Eventually, however, I fell apart. Why? Because all of the doing and working and helping never once got rid of the psychological pain of depression. Distracted me? Sometimes. Dampened it? Occasionally. But the core pain was always there and like a lead anchor or concrete shoes, it eventually dragged me under. Medication was the only thing that brought me back to the surface.

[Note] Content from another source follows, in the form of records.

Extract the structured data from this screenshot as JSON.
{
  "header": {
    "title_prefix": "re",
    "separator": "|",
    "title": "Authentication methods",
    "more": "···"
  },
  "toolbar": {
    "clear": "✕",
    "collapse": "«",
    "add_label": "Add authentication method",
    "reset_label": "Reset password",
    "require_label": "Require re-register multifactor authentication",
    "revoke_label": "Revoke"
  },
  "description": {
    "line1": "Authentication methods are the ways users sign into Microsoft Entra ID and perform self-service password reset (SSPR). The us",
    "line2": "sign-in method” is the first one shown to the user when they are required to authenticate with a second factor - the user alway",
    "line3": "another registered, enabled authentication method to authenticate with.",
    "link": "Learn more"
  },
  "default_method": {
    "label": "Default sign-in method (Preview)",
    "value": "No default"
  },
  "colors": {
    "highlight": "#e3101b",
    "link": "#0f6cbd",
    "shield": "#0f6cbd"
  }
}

I understand the perspective from which you write. I know there are people that are intolerant to psychotropic drugs. But the word 'wallow', in the title of your post made me want to post an alternate viewpoint...I hope you don't mind.
Anonymous said…
"EXCELSIOR" Ever Upward! You give a motivation & acceptance ...Many can reflect on your and our own travails & so-called disabilities...Regroup and realign and Go On! The ADD & Depression thing mires me too! It has caused loss but the Future awaits! Plus fron my perspective, I have experienced many more things at the same time and different levels - It is like having many lives at once! IN HOC SIGNO VINCES!
Anonymous said…
Sometimes I find it tough to get out of bed in the morning and I rarley sleep well, my life has had a knock or two. Even with help I almost lost the fight in my head. I am a twenty two year old girl with a story to tell and a point to make about depression. I do not, nor ever did want to die, but on several occasions I came close to the fact. My most recent was on holiday two weeks ago. I was sitting with my mate in a little cafe when I excused myself and headed for home.I strayed and found myself standing at the beachfront near our hotel.In that short span of time I felt lost.I was no longer in control,I stepped into the water, I went deeper and depper,tears began to stream down my face, I felt as lost as ever and didnt really understand what was happening,one more step and I was out of my depth. I thought of my Mum as I waded through the waves, I did not want to upset her but I could not stop. I felt the waves pull and push my body...I didnt want to die, I just wanted it to be quite,for everything to be still. After that I just remember my mate,her voice,we both sat on the beach all I could do is thank her and then we just sat there for what felt like eternity. You see it is easy for peolpe to say 'pull yourself together'it is quite a diffrent matter to actually pull yourself together,luckily in that moment I(but along with me) I hope you'll always try x
Anonymous said…
Doug,

I derive a lot of strength and inspiration from your writing. We all have dark times, and often, medications can seem appealing to you when you want to get out o the depression cycle. But the reality is, the medications will not ‘heal’ you. Learning strategies to help you deal with depression will help, as you “pills don’t teach skills” and I can’t tell you how true I have found that to be.
I have collected resources on depression and anxiety on my site www.peoplesmd.com. I think you and your readers could find some very useful information. You can also add your own information as well. Thanks Doug, I appreciate your work.

-Mike
E. Peterman said…
Another thoughtful post. I think you describe depression so well, and so vividly. I call it "the demons nipping at my heels," and some days it is hard to stay ahead of them. I've had to drag myself out of many different ways over the years. It usually involves a reaching out of some kind - to my husband, a friend, my therapist. Writing about it helps. I find that if I just get up and DO something, no matter how badly I want to hide under the covers and let it wash over me, I usually feel a little better. And that little bit gives me hope that eventually builds on itself.